Empresas importantes e companhias de mídia, do "The New
York Times" à Microsoft, protestaram contra o efeito potencialmente paralisante da decisão, que
cobre até mesmo cartas a uma publicação ou comentários feitos
para jornalistas.
"Uma empresa só poderia garantir sua segurança contra uma
indenização potencialmente devastadora se recusando terminantemente a falar", diz o professor Laurence Tribe, um estudioso
da Constituição, em petição favorável à Nike.
No momento em que o público
exige mais transparência da parte
das empresas, dizem os advogados da Nike, não faz sentido silenciar as corporações por medo.
"Sob a decisão, erros são passíveis de punição, mas erros são
inevitáveis em qualquer debate
público", disse Dellinger.
Esse é o cerne do argumento da
Nike: o de que suas declarações
eram parte de um debate quase
político sobre a globalização, e assim se qualificam para o nível
mais alto de proteção garantido
ao discurso político. O tribunal da
Califórnia, em contraste, tratou as
palavras da Nike quase como publicidade "fala comercial", que recebe proteção muito menor.
Proteção à fala
"A Suprema Corte está interessada nesses casos quanto à liberdade de expressão empresarial",
diz Robin Conrad, da Câmara de
Comércio dos Estados Unidos,
que espera fervorosamente que os
juízes acatem o caso e rejeitem a
definição do tribunal californiano. Alguns dos juízes favorecem
conceder plena proteção à fala comercial, enquanto outros prefeririam continuar a tratá-la de maneira mais restrita. As empresas
esperam que o tribunal use o caso
para esclarecer sua posição.
Os adversários da Nike no processo dizem que as empresas honestas nada têm a temer. Eles
aplaudem o que classificam como
"um novo padrão de prestação de
contas" e de transparência corporativa definido pela decisão do tribunal californiano.

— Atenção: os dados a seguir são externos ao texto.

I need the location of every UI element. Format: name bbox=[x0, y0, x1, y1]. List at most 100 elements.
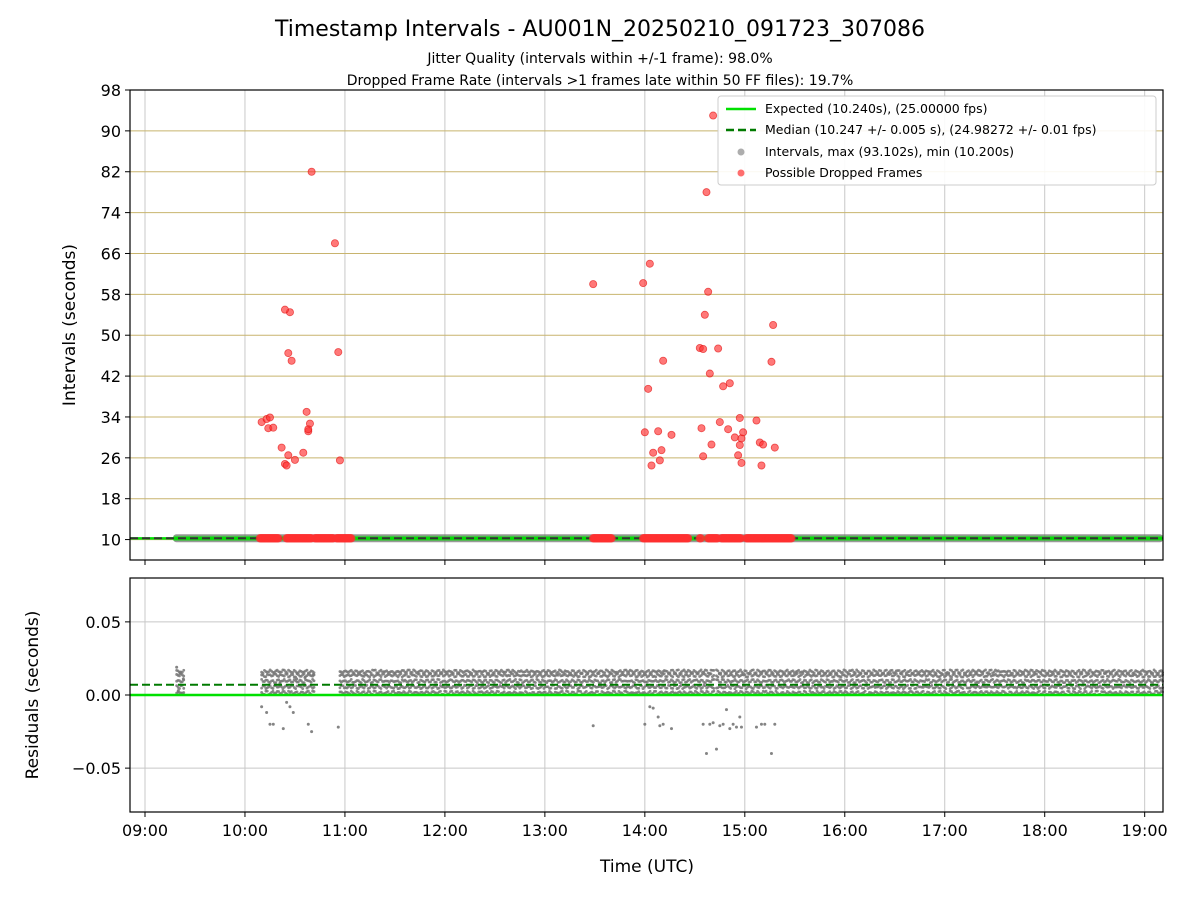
residual-point bbox=[746, 678, 750, 681]
residual-point bbox=[862, 686, 866, 690]
residual-point bbox=[716, 678, 720, 682]
residual-point bbox=[1090, 689, 1094, 693]
dropped-frame-point bbox=[705, 369, 714, 378]
residual-point bbox=[312, 679, 316, 683]
residual-point bbox=[515, 671, 519, 675]
residual-outlier-point bbox=[306, 722, 310, 726]
residual-point bbox=[470, 680, 474, 684]
dropped-frame-point bbox=[735, 441, 744, 450]
residual-point bbox=[944, 687, 948, 690]
residual-point bbox=[719, 671, 723, 675]
residual-point bbox=[1063, 681, 1067, 684]
residual-point bbox=[487, 681, 491, 685]
residual-point bbox=[577, 669, 581, 673]
residual-point bbox=[749, 672, 752, 676]
residual-point bbox=[671, 675, 675, 679]
residual-point bbox=[301, 687, 305, 691]
residual-point bbox=[432, 685, 435, 689]
residual-outlier-point bbox=[648, 705, 652, 709]
residual-point bbox=[957, 689, 961, 693]
residual-point bbox=[771, 671, 775, 675]
residual-point bbox=[555, 686, 559, 690]
residual-point bbox=[845, 678, 849, 682]
residual-outlier-point bbox=[739, 725, 743, 729]
residual-point bbox=[1101, 669, 1105, 672]
residual-point bbox=[691, 670, 694, 674]
residual-point bbox=[1037, 678, 1041, 682]
residual-point bbox=[553, 669, 557, 673]
residual-point bbox=[514, 687, 517, 691]
residual-point bbox=[613, 674, 617, 678]
residual-point bbox=[1087, 672, 1091, 676]
residual-point bbox=[417, 672, 421, 676]
residual-point bbox=[379, 675, 383, 679]
residual-point bbox=[955, 675, 959, 678]
residual-point bbox=[809, 686, 813, 690]
residual-point bbox=[178, 674, 181, 678]
residual-point bbox=[426, 678, 430, 682]
residual-point bbox=[647, 668, 651, 672]
residual-point bbox=[734, 689, 738, 693]
top-y-tick-label: 34 bbox=[101, 408, 121, 427]
residual-point bbox=[923, 680, 927, 683]
residual-point bbox=[712, 686, 716, 690]
residual-point bbox=[909, 668, 912, 672]
residual-point bbox=[694, 675, 697, 678]
residual-point bbox=[785, 668, 789, 672]
legend-intervals-label: Intervals, max (93.102s), min (10.200s) bbox=[765, 144, 1014, 159]
residual-point bbox=[444, 690, 448, 693]
residual-point bbox=[291, 671, 295, 674]
dropped-frame-point bbox=[700, 310, 709, 319]
residual-point bbox=[1139, 672, 1143, 676]
residual-point bbox=[1142, 675, 1146, 679]
residual-point bbox=[514, 678, 517, 681]
residual-point bbox=[868, 678, 871, 682]
residual-point bbox=[739, 668, 742, 672]
residual-point bbox=[501, 674, 505, 678]
residual-outlier-point bbox=[181, 677, 185, 681]
residual-point bbox=[938, 686, 942, 690]
residual-point bbox=[795, 672, 799, 675]
dropped-frame-point bbox=[277, 443, 286, 452]
residual-point bbox=[410, 670, 414, 674]
residual-point bbox=[1081, 681, 1085, 685]
residual-point bbox=[280, 670, 283, 674]
residual-point bbox=[386, 690, 390, 693]
residual-point bbox=[1043, 686, 1047, 690]
residual-point bbox=[1079, 687, 1082, 691]
residual-point bbox=[575, 680, 578, 684]
residual-outlier-point bbox=[718, 724, 722, 728]
dropped-frame-point bbox=[644, 384, 653, 393]
residual-point bbox=[1016, 671, 1020, 675]
residual-outlier-point bbox=[701, 722, 705, 726]
residual-point bbox=[654, 686, 658, 690]
residual-point bbox=[1008, 678, 1012, 682]
residual-point bbox=[528, 685, 532, 689]
residual-point bbox=[373, 668, 377, 672]
residual-point bbox=[751, 678, 755, 681]
dropped-frame-point bbox=[282, 461, 291, 470]
x-tick-label: 17:00 bbox=[922, 821, 968, 840]
residual-outlier-point bbox=[759, 722, 763, 726]
residual-point bbox=[495, 675, 499, 678]
dropped-frame-point bbox=[305, 419, 314, 428]
residual-point bbox=[792, 686, 796, 690]
residual-outlier-point bbox=[708, 722, 712, 726]
residual-point bbox=[373, 686, 377, 690]
residual-point bbox=[930, 680, 934, 684]
residual-point bbox=[182, 691, 186, 694]
residual-point bbox=[376, 671, 380, 675]
residual-outlier-point bbox=[268, 722, 272, 726]
residual-point bbox=[851, 678, 854, 681]
residual-point bbox=[312, 690, 316, 693]
residual-outlier-point bbox=[591, 724, 595, 728]
residual-point bbox=[531, 686, 534, 690]
top-y-axis-label: Intervals (seconds) bbox=[60, 244, 80, 406]
top-y-tick-label: 66 bbox=[101, 244, 121, 263]
residual-point bbox=[528, 673, 532, 677]
residual-point bbox=[362, 686, 366, 690]
dropped-frame-point bbox=[757, 461, 766, 470]
residual-point bbox=[282, 678, 286, 681]
residual-point bbox=[851, 668, 854, 672]
dropped-frame-baseline-point bbox=[736, 534, 745, 543]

A corte mesma, em sua decisão,
assumiu posição semelhante: "Isso significa apenas que um empreendimento comercial, quando
promove suas vendas e lucros por
meio de representações factuais
de seus produtos ou operações,
deve dizer a verdade", escreveu a
juíza Joyce Kennard, que redigiu a
opinião majoritária na decisão
por quatro a três.
A Suprema Corte deve decidir
em breve se revisará ou não o veredicto da instância inferior.